HP didn't invent the PC and wasn't even all that early to the market. The IBM 5100, which looked similar, had been out for five years already.

However, HP did design almost all the electronics for the HP-85 itself, including the CPU.

Given that HP would later become one of the world's largest manufacturers of PCs, this first device was worth a shout-out. It had 16K of memory. The K stands for kilobytes; that's far smaller than megabytes or gigabytes.

1980: Laser printer

1980: HP introduced its first floor model laser printer in 1980.

This is the HP 2680A Intelligent Page Printer.

Again, HP didn't invent the laser printer, Xerox did, and IBM was first to market with a commercial printer.

But HP would become known for its LaserJet, a low-priced laser printer for consumers and PCs that sold like crazy. This was the model that started it all.

1984: Inkjet printer

1984: The ThinkJet was HP's first inkjet printer. It operated quietly, was fully portable, and could be used with the growing number of PCs in offices and homes..

Back in the day when people still printed things like memos, you had two choices: a laser printer or an ink printer. An ink printer was an affordable way to print in colour.

HP's ThinkJet was a breakthrough because the ink cartridges were disposable and replaceable.

1986: A powerful computer chip

1986: Most of us know that Intel's microprocessors powered the PC revolution, along with the Windows operating system.

But there was another kind of chip, known as RISC, created for servers and workstations. These were computers that were far more powerful than the average PC.

HP didn't invent RISC, but it was the first vendor to bet heavily on it, building its own RISC processor and putting it in the HP 3000 Series 950 computers.

Today RISC is the standard and even Intel uses it.
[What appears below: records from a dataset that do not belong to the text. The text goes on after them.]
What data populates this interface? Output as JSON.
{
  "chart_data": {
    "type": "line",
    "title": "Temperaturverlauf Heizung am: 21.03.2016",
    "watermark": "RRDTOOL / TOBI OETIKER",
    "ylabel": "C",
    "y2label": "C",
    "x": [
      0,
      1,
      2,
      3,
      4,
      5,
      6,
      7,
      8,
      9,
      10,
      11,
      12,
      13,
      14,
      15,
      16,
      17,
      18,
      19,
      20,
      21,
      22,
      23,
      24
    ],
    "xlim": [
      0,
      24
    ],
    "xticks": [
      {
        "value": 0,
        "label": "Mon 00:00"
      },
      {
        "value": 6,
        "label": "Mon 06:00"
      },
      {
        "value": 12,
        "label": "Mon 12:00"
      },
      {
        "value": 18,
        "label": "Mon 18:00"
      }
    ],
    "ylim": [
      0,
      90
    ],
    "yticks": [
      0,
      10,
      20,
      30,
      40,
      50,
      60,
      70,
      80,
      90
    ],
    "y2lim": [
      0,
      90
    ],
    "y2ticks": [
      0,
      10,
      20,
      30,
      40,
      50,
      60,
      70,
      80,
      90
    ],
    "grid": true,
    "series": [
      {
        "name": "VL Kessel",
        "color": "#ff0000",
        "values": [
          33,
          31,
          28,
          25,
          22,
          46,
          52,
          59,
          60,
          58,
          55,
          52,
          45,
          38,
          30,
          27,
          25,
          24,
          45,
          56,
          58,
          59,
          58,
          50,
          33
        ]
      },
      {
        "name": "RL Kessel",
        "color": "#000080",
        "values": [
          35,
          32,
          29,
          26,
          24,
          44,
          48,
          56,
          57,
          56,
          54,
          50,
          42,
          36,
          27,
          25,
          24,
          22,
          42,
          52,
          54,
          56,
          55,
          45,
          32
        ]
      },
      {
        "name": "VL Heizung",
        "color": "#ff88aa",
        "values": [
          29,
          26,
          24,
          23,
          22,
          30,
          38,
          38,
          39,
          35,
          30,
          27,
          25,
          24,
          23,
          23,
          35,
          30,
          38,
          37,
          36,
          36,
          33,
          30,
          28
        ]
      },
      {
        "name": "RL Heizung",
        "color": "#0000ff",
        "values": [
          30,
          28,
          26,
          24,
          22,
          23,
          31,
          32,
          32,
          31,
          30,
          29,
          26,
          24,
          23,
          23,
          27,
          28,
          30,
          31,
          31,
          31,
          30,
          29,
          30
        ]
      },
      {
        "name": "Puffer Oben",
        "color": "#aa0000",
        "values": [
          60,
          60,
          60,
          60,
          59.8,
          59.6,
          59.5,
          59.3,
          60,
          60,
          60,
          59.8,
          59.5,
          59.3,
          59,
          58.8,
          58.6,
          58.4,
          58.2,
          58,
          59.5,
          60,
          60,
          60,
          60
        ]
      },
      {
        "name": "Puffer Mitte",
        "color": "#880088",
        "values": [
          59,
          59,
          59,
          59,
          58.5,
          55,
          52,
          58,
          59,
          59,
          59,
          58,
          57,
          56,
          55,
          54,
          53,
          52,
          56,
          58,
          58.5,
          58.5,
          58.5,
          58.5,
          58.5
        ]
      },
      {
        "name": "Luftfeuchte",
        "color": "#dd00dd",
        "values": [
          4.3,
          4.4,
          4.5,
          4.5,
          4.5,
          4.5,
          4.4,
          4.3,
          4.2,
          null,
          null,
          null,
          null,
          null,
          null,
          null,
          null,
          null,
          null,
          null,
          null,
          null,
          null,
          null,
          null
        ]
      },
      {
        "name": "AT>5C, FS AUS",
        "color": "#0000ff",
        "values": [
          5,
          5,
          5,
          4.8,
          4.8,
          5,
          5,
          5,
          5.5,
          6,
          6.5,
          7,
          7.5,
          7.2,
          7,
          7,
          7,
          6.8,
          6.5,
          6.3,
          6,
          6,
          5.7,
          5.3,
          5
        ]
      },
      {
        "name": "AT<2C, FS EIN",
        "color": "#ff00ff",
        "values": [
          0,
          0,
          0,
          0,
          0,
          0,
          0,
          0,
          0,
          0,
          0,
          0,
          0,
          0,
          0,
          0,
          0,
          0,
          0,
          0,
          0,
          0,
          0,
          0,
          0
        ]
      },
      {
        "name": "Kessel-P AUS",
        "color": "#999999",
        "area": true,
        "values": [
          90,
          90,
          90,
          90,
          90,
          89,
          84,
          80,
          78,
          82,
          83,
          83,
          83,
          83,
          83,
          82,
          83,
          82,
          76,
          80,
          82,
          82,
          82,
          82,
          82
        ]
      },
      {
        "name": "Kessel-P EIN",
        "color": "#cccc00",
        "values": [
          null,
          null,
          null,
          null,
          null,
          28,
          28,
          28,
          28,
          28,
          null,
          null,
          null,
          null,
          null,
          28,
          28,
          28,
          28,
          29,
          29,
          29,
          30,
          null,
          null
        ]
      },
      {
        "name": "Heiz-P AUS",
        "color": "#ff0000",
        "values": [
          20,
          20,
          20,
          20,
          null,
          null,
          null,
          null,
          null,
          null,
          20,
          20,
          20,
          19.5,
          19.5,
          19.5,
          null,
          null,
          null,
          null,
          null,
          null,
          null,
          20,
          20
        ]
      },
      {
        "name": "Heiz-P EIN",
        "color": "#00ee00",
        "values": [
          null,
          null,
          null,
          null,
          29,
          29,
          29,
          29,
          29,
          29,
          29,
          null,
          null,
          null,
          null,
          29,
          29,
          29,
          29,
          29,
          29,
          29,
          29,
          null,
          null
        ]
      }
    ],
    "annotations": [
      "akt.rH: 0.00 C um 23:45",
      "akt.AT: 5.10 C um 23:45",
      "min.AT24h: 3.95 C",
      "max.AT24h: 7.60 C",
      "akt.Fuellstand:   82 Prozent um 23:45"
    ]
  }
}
Pictured is the HP 3000 Series 950 computer chip from 1987.

2002: A DVD breakthrough

2002: Before the cloud and internet streaming, people would record movies on laser disks. But the early versions could only be used once. Whatever was recorded was there for good.

HP Labs takes credit for the first rewritable DVD system (DVD+RW) that was actually compatible with standard DVD players, instead of expensive specialty players.
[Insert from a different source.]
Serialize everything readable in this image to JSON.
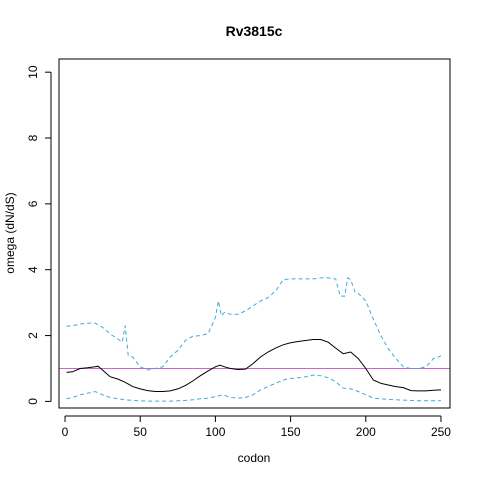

The technology let users record, erase, and re-record video onto discs that can be played on any typical DVD player. It replaced VHS video tape.

2013: A tiny computer server

2013: Based on 10 years of research from HP Labs, HP introduced a tiny-but-powerful computer server called Moonshot.

Moonshot servers run on extreme low-energy microprocessors originally designed for mobile phones and use up to 89% less energy, 80% less space, and costs 77% less than traditional servers.

2104: A brand-new kind of computer

2014: Earlier this month HP announced a project code-named 'The Machine' which will be an entirely new kind of computer, able to handle a data center's worth of processing in a machine the size of refridgerator.

It will use a new kind of superfast memory that HP is pioneering called the 'memristor.'

HP is inventing other pieces of hardware for it, too, including a new free and open-source operating system based on Linux.

HP hopes to have the commercial product available by the end of the decade.